Crop damage from freezing temperatures could surpass last winter's record loss of $45 million, Ventura County agricultural officials said Monday.
Terry Schaeffer, an agricultural meteorologist with the National Weather Service in Santa Paula, said: "We're telling farmers to stock up on fuel for their heaters and wind machines, get a good rest and get prepared."
The cold has also taken a toll on flowers and shrubs in the San Fernando and Santa Clarita valleys. Retail nursery owners say they are receiving scores of telephone calls from frantic homeowners who have watched their plush green garden plants turn black, brown and droopy.
Schaeffer said hour-by-hour logs of Ventura County temperatures from last week, compared to 11 months ago and the big freezes in 1978 and 1979, indicate that "this year is just as bad, if not worse than all of those years."
A three-day freeze last January was described by Ventura County Agricultural Commissioner Earl McPhail as "the worst in county history," with lemons, avocados, Valencia oranges and strawberries hit hardest.
The extent of recent damage will not be known for another two to three weeks, when affected fruit falls from trees, officials said. But, McPhail said: "Already, lemons and oranges are showing signs of damage. It's looking pretty much the same as last January."
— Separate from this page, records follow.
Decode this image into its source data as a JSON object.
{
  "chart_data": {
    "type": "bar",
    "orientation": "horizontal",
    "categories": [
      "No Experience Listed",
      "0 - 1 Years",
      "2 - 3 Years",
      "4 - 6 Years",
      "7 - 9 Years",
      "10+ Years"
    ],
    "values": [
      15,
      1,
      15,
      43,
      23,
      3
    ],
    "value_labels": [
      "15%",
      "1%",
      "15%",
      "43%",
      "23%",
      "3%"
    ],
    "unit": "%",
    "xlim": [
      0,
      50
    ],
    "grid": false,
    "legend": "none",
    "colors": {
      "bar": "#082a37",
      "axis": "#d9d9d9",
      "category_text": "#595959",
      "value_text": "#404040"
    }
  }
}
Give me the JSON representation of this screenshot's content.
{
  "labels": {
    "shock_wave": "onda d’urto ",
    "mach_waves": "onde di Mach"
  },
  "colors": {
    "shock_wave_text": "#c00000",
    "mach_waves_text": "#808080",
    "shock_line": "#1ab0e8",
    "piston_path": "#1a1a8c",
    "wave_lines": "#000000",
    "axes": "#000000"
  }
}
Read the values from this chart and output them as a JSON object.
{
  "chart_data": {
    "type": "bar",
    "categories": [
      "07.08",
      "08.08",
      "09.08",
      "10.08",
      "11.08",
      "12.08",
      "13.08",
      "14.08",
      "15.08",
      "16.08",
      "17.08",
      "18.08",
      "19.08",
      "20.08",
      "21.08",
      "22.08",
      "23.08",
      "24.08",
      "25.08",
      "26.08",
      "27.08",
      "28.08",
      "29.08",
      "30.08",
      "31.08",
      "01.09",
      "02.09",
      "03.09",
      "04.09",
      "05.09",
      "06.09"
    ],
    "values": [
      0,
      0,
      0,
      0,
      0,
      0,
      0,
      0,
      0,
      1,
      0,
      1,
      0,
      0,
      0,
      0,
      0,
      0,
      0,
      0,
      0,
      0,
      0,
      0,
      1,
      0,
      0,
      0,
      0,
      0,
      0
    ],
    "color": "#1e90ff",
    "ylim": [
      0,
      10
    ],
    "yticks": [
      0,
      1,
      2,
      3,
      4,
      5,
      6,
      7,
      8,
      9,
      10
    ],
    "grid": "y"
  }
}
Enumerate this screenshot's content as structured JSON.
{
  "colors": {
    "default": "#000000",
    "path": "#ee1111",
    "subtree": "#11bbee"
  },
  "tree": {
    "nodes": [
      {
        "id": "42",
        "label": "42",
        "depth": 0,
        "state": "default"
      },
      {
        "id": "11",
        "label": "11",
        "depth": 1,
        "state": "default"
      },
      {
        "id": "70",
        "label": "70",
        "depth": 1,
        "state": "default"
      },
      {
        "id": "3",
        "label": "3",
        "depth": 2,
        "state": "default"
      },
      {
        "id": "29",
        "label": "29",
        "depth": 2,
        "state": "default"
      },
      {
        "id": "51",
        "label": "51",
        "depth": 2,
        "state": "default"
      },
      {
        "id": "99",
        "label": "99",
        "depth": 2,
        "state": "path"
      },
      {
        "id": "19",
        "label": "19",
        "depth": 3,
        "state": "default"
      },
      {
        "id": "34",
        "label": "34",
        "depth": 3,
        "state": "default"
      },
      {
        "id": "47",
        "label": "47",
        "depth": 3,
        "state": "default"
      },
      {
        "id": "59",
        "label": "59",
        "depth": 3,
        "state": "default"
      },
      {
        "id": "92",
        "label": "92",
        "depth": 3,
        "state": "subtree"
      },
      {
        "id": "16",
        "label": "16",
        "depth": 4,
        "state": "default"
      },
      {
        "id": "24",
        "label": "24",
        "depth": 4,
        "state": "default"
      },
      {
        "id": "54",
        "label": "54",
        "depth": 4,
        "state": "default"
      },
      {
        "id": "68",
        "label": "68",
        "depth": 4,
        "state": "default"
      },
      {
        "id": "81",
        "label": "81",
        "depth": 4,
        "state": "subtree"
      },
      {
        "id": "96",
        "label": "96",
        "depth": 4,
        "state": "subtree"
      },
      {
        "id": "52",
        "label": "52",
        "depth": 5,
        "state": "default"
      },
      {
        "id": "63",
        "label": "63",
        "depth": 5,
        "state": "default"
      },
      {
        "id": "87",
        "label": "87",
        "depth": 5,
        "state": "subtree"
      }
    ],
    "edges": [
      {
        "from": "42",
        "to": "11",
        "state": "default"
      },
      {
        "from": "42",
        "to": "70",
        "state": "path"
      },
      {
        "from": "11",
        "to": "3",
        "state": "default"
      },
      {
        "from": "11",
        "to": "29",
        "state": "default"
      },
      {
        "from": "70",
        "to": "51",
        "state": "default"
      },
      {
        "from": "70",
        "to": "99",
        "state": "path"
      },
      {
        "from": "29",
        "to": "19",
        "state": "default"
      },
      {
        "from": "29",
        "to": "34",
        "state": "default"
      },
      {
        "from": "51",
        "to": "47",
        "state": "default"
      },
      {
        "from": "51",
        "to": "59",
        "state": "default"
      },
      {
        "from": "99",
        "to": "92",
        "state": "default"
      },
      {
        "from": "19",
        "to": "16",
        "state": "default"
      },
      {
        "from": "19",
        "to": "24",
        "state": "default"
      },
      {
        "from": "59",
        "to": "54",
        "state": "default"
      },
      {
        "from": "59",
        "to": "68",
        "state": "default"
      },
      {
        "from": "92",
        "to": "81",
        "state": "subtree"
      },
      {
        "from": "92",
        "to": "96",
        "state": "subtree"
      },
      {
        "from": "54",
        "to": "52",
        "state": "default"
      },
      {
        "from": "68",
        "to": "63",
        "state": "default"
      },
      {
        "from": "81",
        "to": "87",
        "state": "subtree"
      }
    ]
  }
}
For three consecutive nights last week, temperatures hovered in the mid- and upper 20s for six to 12 hours, Schaeffer said. The danger temperature for citrus and avocados is 28 degrees. Hardest hit were the Camarillo-Somis area, Carpinteria, Santa Paula and Piru.
He said it was colder for longer times than it was 11 months ago.
Rain Is Welcome
The showers have been generally welcomed by growers because fruit does not freeze when it is raining. Also, rain that freezes on the ground provides some protection to trees, officials said.
Jack Dickenson, president of Limoneira Associates, one of the largest growers of citrus fruit in Ventura County, estimates that he has spent about $200,000 on heaters, wind machines and helicopters to circulate air to protect crops.
Commercial farmers aren't the only growers who are suffering.
"We've had people calling and coming in all weekend asking us what they can do," said Mike Kanevich, nursery manager at Armstrong Garden Center in Thousand Oaks.
Kanevich and other area nursery managers advise gardeners to make tent-like coverings for plants with an old sheet or gunny sack. Plastic coverings tend to trap cold air inside a plant and do more harm than good, they said.
Home gardeners are also advised not to prune damaged leaves and branches until spring. "Making an incision now will make the plant susceptible to new damage because it will have an open wound," Kanevich said.
Popular plants that are particularly sensitive to cold are bougainvillea and hibiscus.
Green Thumb Nursery in Newhall reported thousands of dollars in damage to its stock because of the lingering cold weather.
First, high winds tore away the protective cloth covering over the nursery. Then snow fell in Newhall. Before the covering could be repaired, freezing temperatures hit.
"It's been a tough couple of weeks," said John Mahler, nursery manager.